Voor een nauwkeurige diagnose dient u altijd te verwijzen naarfabrikantspecifieke richtlijnenen gebruikcompatibele scantoolsWe hebben een aantal scanners met ingebouwde modus 6 en 8 in de aanbieding.

 

Modus 6 (Resultaten van on-board diagnostische tests – Niet-continue bewaking)

Definitie

Modus 6 biedt toegang tottestresultaten voor niet-continue monitoren—diagnostische controles die alleen onder specifieke omstandigheden worden uitgevoerd (bijvoorbeeld de efficiëntie van de katalysator, de respons van de zuurstofsensor).

Doel

  • Winkelstestresultaten(geslaagd/gefaald) voor componenten die niet continu worden bewaakt.
  • Biedtgedetailleerde numerieke gegevens(bijv. sensorresponstijden, efficiëntiedrempels).
  • Helpt bij het diagnosticerenintermitterende storingenof prestatievermindering.

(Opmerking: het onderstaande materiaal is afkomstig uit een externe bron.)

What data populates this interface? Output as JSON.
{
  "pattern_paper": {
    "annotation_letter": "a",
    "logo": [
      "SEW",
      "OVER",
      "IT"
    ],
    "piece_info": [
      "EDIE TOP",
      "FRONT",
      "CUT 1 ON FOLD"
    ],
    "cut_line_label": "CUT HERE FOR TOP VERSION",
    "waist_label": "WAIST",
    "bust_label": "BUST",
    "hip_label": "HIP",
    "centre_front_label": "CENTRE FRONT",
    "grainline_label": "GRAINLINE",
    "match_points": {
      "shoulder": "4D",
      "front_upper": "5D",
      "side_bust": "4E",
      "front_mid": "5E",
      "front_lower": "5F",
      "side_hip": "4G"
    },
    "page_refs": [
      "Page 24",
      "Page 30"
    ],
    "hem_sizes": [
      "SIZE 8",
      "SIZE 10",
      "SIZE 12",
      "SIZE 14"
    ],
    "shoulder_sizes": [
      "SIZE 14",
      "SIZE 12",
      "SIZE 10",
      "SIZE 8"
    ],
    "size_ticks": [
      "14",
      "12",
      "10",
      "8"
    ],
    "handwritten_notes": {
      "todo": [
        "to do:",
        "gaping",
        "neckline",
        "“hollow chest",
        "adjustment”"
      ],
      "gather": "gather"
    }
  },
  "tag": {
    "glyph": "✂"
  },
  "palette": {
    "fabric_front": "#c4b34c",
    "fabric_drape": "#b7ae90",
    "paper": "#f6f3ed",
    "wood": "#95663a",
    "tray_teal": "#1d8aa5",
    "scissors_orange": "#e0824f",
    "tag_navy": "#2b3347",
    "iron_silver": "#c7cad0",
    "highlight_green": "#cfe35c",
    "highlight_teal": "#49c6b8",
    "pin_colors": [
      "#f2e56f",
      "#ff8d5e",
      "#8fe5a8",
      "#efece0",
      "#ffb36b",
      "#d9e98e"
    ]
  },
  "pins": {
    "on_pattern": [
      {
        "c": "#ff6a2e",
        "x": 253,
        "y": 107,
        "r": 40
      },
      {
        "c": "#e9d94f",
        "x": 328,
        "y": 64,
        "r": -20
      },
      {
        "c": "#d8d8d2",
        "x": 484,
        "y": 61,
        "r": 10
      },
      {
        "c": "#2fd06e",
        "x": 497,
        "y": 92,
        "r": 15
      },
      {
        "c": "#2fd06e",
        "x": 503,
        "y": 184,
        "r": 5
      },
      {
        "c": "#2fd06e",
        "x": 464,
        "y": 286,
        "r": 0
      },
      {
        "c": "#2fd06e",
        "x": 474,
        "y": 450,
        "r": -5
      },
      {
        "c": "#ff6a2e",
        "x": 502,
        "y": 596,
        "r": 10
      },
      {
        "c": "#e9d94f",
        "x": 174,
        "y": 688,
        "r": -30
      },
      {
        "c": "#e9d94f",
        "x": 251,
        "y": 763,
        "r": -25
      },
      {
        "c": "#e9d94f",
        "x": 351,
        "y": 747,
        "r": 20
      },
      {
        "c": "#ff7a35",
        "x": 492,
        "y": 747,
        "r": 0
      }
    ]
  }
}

Belangrijkste gegevensstructuur

  • TID (Test-ID)– Geeft het type test aan (bijv. test van de zuurstofsensorrespons).
  • CID (Component-ID)– Identificeert het geteste onderdeel (bijv. Bank 1 Sensor 1).
  • Testwaarde– Ruwe gegevens of geslaagd/gefaalde status (bijv. “0″ = geslaagd, “1″ = mislukt).

Veelvoorkomende toepassingen

✔ Controlerenkatalysator efficiëntie(bijv. TID 0×03).
✔ Verifiërenreactietijd van de zuurstofsensor(bijv. TID 0×05).
✔ Detecterenlekken in het verdampingsemissiesysteem(kleine lekken).

Voorbeeld

Een reactie als:

  • TID = 0×03, CID = 0×12, Waarde = 120
    → Betekent dat het resultaat van een test met een zuurstofsensorrespons is120 ms(moet vergeleken worden met OEM specificaties).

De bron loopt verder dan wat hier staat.